La storia di coraggio di questa giovane mamma di Albano all’epoca aveva commosso l’Italia, anche il regista Franco Zeffirelli aveva reso omaggio, sulle pagine del nostro giornale, a questa «donna straordinaria» che «ha accettato e ha voluto creare una vita sacrificando la propria»

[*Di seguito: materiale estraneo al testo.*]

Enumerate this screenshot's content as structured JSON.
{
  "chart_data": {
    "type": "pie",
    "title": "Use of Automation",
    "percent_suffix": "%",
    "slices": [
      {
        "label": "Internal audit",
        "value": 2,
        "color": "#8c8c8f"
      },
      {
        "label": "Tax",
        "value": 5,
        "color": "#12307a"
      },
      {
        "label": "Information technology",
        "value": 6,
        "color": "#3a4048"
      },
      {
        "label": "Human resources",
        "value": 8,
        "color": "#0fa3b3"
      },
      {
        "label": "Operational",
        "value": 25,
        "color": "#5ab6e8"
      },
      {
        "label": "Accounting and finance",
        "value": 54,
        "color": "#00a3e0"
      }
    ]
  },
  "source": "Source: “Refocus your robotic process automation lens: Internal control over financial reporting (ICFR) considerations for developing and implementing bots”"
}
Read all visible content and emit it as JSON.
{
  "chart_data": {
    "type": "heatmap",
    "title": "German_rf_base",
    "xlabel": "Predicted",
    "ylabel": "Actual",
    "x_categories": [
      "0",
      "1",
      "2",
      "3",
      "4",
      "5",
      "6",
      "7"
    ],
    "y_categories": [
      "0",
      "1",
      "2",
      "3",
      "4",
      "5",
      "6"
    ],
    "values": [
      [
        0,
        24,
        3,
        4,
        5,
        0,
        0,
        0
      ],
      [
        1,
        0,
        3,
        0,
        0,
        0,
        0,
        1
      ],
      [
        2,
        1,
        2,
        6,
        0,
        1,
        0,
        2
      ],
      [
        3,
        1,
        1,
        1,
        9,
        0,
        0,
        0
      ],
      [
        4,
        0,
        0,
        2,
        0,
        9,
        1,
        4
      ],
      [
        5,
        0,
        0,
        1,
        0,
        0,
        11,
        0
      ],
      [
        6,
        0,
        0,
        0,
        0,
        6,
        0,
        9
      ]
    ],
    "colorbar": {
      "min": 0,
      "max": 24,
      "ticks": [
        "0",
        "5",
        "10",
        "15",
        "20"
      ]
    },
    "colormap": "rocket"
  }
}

Valerio mostra la foto della moglie, giovanissima con Riccardo in braccio. «Aveva 18 anni quando è nato Riccardo». Quel figlio che Valerio poi ha dovuto crescere da solo. «Ho potuto contare sull’aiuto di mia mamma e della mia famiglia – spiega –. Andavo al lavoro prestissimo e loro si occupavano di lui, poi arrivavo io e lo recuperavo a calcio o dalla nonna». Riccardo ricorda la sua mamma, le «sgridate» all’occorrenza, gli abbracci e i sorrisi, il lavoro, «faceva gli omini per gli armadi». «Per me era la mia mamma, speciale come lo sono tutte le mamme. Vado a trovarla al cimitero con i miei figli, a loro parlo spesso di lei». Sabato alle 18 nella chiesa parrocchiale di Torre de’ Roveri ci sarà una Messa per ricordare lei e il «gesto eroico compiuto trent’anni fa» come scrive la famiglia nel necrologio. Un «grande gesto d’amore», un inno alla vita.